I had to leave - although, at the end their British art timeline, was a portrait by Lynette Yiadom-Boayke called 10pm Saturday that had a Goyan/Sickertian emptiness to it that provided sweet, sweet succour from the 1990s gauntlet I'd just run.

NB. There's a Blake exhibition upstairs from the upcoming Turner wing that I wasn't sure where to place. I found it creepy in the wrong way. Christ blessing the Little Children's perspective is disturbingly misjudged and The Ghost of a Flea has power but in a 'heavy-metal art' kind of way. I find Blake's symbolic allegories more powerful on paper than canvas as typified by his series on Dante's Inferno in which he managed to make the nine stages of hell skull-crushingly dull. Marks of weakness, marks of woe.

Turner

Perhaps in fear of me carping on too much, the good people at Tate have provided a separate wing (the Clore Gallery) to show off their finest Turner plumage. Granted, not every one's a haymaker, but some of them are this:

Snow Storm, JMW Turner
There's something magical about Turner, especially his later work, when the lines get blurred and blotchy. His work creates the impossible from a static canvas: movement and music. But this isn't Bach and Nureyev. The music's a pulsating discordance, like dropping a piano from a lighthouse whilst moving in a toe-treading waltz. I don't fall in love with Turner, I just fall.  

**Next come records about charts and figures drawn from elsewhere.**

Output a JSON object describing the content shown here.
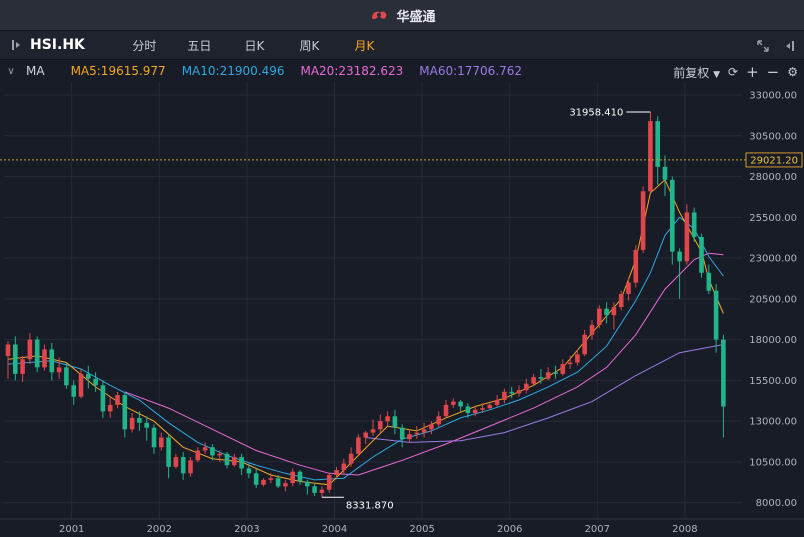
{
  "app": {
    "title": "华盛通"
  },
  "toolbar": {
    "symbol": "HSI.HK",
    "periods": [
      "分时",
      "五日",
      "日K",
      "周K",
      "月K"
    ],
    "active_period": 4
  },
  "ma_bar": {
    "label": "MA",
    "items": [
      {
        "text": "MA5:19615.977",
        "color": "#f5a623"
      },
      {
        "text": "MA10:21900.496",
        "color": "#2fa8e0"
      },
      {
        "text": "MA20:23182.623",
        "color": "#e86ad8"
      },
      {
        "text": "MA60:17706.762",
        "color": "#9b7be8"
      }
    ],
    "adjust_label": "前复权"
  },
  "colors": {
    "up": "#e0474c",
    "down": "#22b58a",
    "grid": "#262b37",
    "current_price_line": "#d09a30"
  },
  "chart_data": {
    "type": "candlestick",
    "symbol": "HSI.HK",
    "interval": "monthly",
    "x_tick_labels": [
      "2001",
      "2002",
      "2003",
      "2004",
      "2005",
      "2006",
      "2007",
      "2008"
    ],
    "y_tick_labels": [
      33000,
      30500,
      28000,
      25500,
      23000,
      20500,
      18000,
      15500,
      13000,
      10500,
      8000
    ],
    "ylim": [
      7000,
      33800
    ],
    "current_price": "29021.20",
    "annotations": [
      {
        "text": "31958.410",
        "type": "max"
      },
      {
        "text": "8331.870",
        "type": "min"
      }
    ],
    "candles": [
      [
        17000,
        17700,
        15600,
        17900
      ],
      [
        17700,
        15900,
        15500,
        18200
      ],
      [
        15900,
        16800,
        15400,
        17000
      ],
      [
        16800,
        18000,
        16500,
        18400
      ],
      [
        18000,
        16300,
        16000,
        18200
      ],
      [
        16300,
        17400,
        16100,
        17700
      ],
      [
        17400,
        16000,
        15500,
        17800
      ],
      [
        16000,
        16300,
        15600,
        16900
      ],
      [
        16300,
        15200,
        15000,
        16600
      ],
      [
        15200,
        14500,
        14000,
        15500
      ],
      [
        14500,
        15900,
        14400,
        16200
      ],
      [
        15900,
        15600,
        15000,
        16400
      ],
      [
        15600,
        15200,
        14800,
        16000
      ],
      [
        15200,
        13600,
        13200,
        15500
      ],
      [
        13600,
        14000,
        13200,
        14500
      ],
      [
        14000,
        14600,
        13800,
        14800
      ],
      [
        14600,
        12500,
        12000,
        14800
      ],
      [
        12500,
        13200,
        12300,
        13500
      ],
      [
        13200,
        12900,
        12400,
        13600
      ],
      [
        12900,
        12600,
        11800,
        13300
      ],
      [
        12600,
        11400,
        11000,
        12800
      ],
      [
        11400,
        12000,
        11200,
        12300
      ],
      [
        12000,
        10200,
        9500,
        12200
      ],
      [
        10200,
        10800,
        10100,
        11000
      ],
      [
        10800,
        9800,
        9400,
        11100
      ],
      [
        9800,
        10600,
        9600,
        10800
      ],
      [
        10600,
        11200,
        10500,
        11400
      ],
      [
        11200,
        11400,
        11000,
        11700
      ],
      [
        11400,
        10900,
        10600,
        11600
      ],
      [
        10900,
        11000,
        10500,
        11200
      ],
      [
        11000,
        10300,
        10100,
        11100
      ],
      [
        10300,
        10800,
        10200,
        11000
      ],
      [
        10800,
        10100,
        9700,
        11000
      ],
      [
        10100,
        9800,
        9500,
        10400
      ],
      [
        9800,
        9100,
        8900,
        10100
      ],
      [
        9100,
        9400,
        9000,
        9500
      ],
      [
        9400,
        9500,
        9200,
        9800
      ],
      [
        9500,
        9000,
        8900,
        9700
      ],
      [
        9000,
        9200,
        8700,
        9400
      ],
      [
        9200,
        9900,
        9000,
        10100
      ],
      [
        9900,
        9300,
        9100,
        10000
      ],
      [
        9300,
        9000,
        8500,
        9400
      ],
      [
        9000,
        8600,
        8400,
        9200
      ],
      [
        8600,
        8800,
        8332,
        9000
      ],
      [
        8800,
        9700,
        8600,
        9800
      ],
      [
        9700,
        10000,
        9500,
        10200
      ],
      [
        10000,
        10400,
        9800,
        10700
      ],
      [
        10400,
        11000,
        10200,
        11400
      ],
      [
        11000,
        12000,
        10900,
        12200
      ],
      [
        12000,
        12300,
        11600,
        12400
      ],
      [
        12300,
        12500,
        12100,
        13100
      ],
      [
        12500,
        13000,
        12300,
        13400
      ],
      [
        13000,
        13300,
        12700,
        13600
      ],
      [
        13300,
        12600,
        12200,
        13700
      ],
      [
        12600,
        11900,
        11400,
        12800
      ],
      [
        11900,
        12200,
        11700,
        12500
      ],
      [
        12200,
        12300,
        11900,
        12700
      ],
      [
        12300,
        12500,
        12000,
        12900
      ],
      [
        12500,
        12800,
        12200,
        13000
      ],
      [
        12800,
        13300,
        12600,
        13600
      ],
      [
        13300,
        14000,
        13200,
        14300
      ],
      [
        14000,
        14200,
        13800,
        14400
      ],
      [
        14200,
        13900,
        13600,
        14300
      ],
      [
        13900,
        13500,
        13200,
        14100
      ],
      [
        13500,
        13700,
        13300,
        13900
      ],
      [
        13700,
        13800,
        13500,
        14100
      ],
      [
        13800,
        14000,
        13700,
        14200
      ],
      [
        14000,
        14300,
        13900,
        14600
      ],
      [
        14300,
        14800,
        14100,
        15000
      ],
      [
        14800,
        14700,
        14400,
        15100
      ],
      [
        14700,
        14900,
        14500,
        15200
      ],
      [
        14900,
        15300,
        14700,
        15600
      ],
      [
        15300,
        15700,
        15200,
        15900
      ],
      [
        15700,
        15600,
        15300,
        16200
      ],
      [
        15600,
        16000,
        15500,
        16300
      ],
      [
        16000,
        15900,
        15600,
        16400
      ],
      [
        15900,
        16500,
        15800,
        16800
      ],
      [
        16500,
        16600,
        16200,
        17000
      ],
      [
        16600,
        17100,
        16400,
        17400
      ],
      [
        17100,
        18300,
        17000,
        18600
      ],
      [
        18300,
        18900,
        18000,
        19200
      ],
      [
        18900,
        19900,
        18700,
        20100
      ],
      [
        19900,
        19500,
        19000,
        20300
      ],
      [
        19500,
        20000,
        18600,
        20300
      ],
      [
        20000,
        20800,
        19800,
        21000
      ],
      [
        20800,
        21500,
        20400,
        21800
      ],
      [
        21500,
        23500,
        21200,
        23800
      ],
      [
        23500,
        27100,
        23300,
        27400
      ],
      [
        27100,
        31400,
        27000,
        31958
      ],
      [
        31400,
        28600,
        27500,
        31700
      ],
      [
        28600,
        27800,
        26800,
        29300
      ],
      [
        27800,
        23400,
        22600,
        28000
      ],
      [
        23400,
        22800,
        20500,
        23600
      ],
      [
        22800,
        25800,
        22600,
        26300
      ],
      [
        25800,
        24300,
        24000,
        26100
      ],
      [
        24300,
        22100,
        21800,
        24500
      ],
      [
        22100,
        21000,
        20800,
        22600
      ],
      [
        21000,
        18000,
        17200,
        21400
      ],
      [
        18000,
        13900,
        12000,
        18300
      ]
    ],
    "ma5": [
      [
        0,
        16800
      ],
      [
        4,
        17000
      ],
      [
        8,
        16600
      ],
      [
        12,
        15100
      ],
      [
        16,
        13900
      ],
      [
        20,
        13000
      ],
      [
        24,
        11400
      ],
      [
        28,
        10700
      ],
      [
        32,
        10500
      ],
      [
        36,
        9700
      ],
      [
        40,
        9300
      ],
      [
        44,
        9100
      ],
      [
        48,
        10900
      ],
      [
        52,
        12700
      ],
      [
        56,
        12400
      ],
      [
        60,
        13200
      ],
      [
        64,
        13900
      ],
      [
        68,
        14400
      ],
      [
        72,
        15200
      ],
      [
        76,
        16300
      ],
      [
        80,
        18400
      ],
      [
        84,
        20500
      ],
      [
        86,
        22900
      ],
      [
        88,
        27000
      ],
      [
        90,
        27800
      ],
      [
        92,
        25800
      ],
      [
        95,
        23400
      ],
      [
        96,
        21700
      ],
      [
        98,
        19600
      ]
    ],
    "ma10": [
      [
        0,
        16500
      ],
      [
        6,
        16700
      ],
      [
        10,
        16200
      ],
      [
        14,
        15200
      ],
      [
        18,
        14300
      ],
      [
        22,
        12900
      ],
      [
        26,
        11700
      ],
      [
        30,
        10900
      ],
      [
        34,
        10300
      ],
      [
        38,
        9800
      ],
      [
        42,
        9400
      ],
      [
        46,
        9500
      ],
      [
        50,
        10800
      ],
      [
        54,
        11900
      ],
      [
        58,
        12400
      ],
      [
        62,
        13200
      ],
      [
        66,
        13700
      ],
      [
        70,
        14300
      ],
      [
        74,
        15100
      ],
      [
        78,
        16000
      ],
      [
        82,
        17600
      ],
      [
        86,
        20400
      ],
      [
        88,
        22100
      ],
      [
        90,
        24400
      ],
      [
        92,
        25500
      ],
      [
        94,
        24800
      ],
      [
        96,
        23100
      ],
      [
        98,
        21900
      ]
    ],
    "ma20": [
      [
        16,
        14800
      ],
      [
        22,
        13800
      ],
      [
        28,
        12500
      ],
      [
        34,
        11200
      ],
      [
        40,
        10300
      ],
      [
        44,
        9800
      ],
      [
        48,
        9700
      ],
      [
        54,
        10600
      ],
      [
        60,
        11600
      ],
      [
        66,
        12700
      ],
      [
        72,
        13800
      ],
      [
        78,
        15100
      ],
      [
        82,
        16300
      ],
      [
        86,
        18300
      ],
      [
        90,
        21100
      ],
      [
        94,
        22900
      ],
      [
        96,
        23300
      ],
      [
        98,
        23200
      ]
    ],
    "ma60": [
      [
        49,
        12000
      ],
      [
        55,
        11700
      ],
      [
        62,
        11800
      ],
      [
        68,
        12300
      ],
      [
        74,
        13200
      ],
      [
        80,
        14200
      ],
      [
        86,
        15800
      ],
      [
        92,
        17200
      ],
      [
        98,
        17700
      ]
    ]
  }
}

The sheer breadth and depth of Tate's Turner collection shines and, barring one or two rogue Constables hidden in there, I was granted a second wind after a long time walking and standing. There are so many works from so many eras I lost myself in the staggering talent and canon of the fella. I timed my arrival with the beginning of a tour which, much like the previous one, was well worth the bother. 

Overview

And what a way to finish my little visit. Things got bad before they came to a happy ending, much like a bad movie. Tate Britain has highs and lows, but when it works it's so sexy it can only be filmed from the waist up. The tours are regular and informative, the exhibitions are of renown, the facilities are as good as they should be, the staff are willingly helpful without being invasive and, above all this, the collection occasionally sparkles.

Suspicious minds? This is the Graceland of British art.

Joe has left the building.

1 comment:

  1. Tate Britain have just completed the transformation project - maybe worth another look?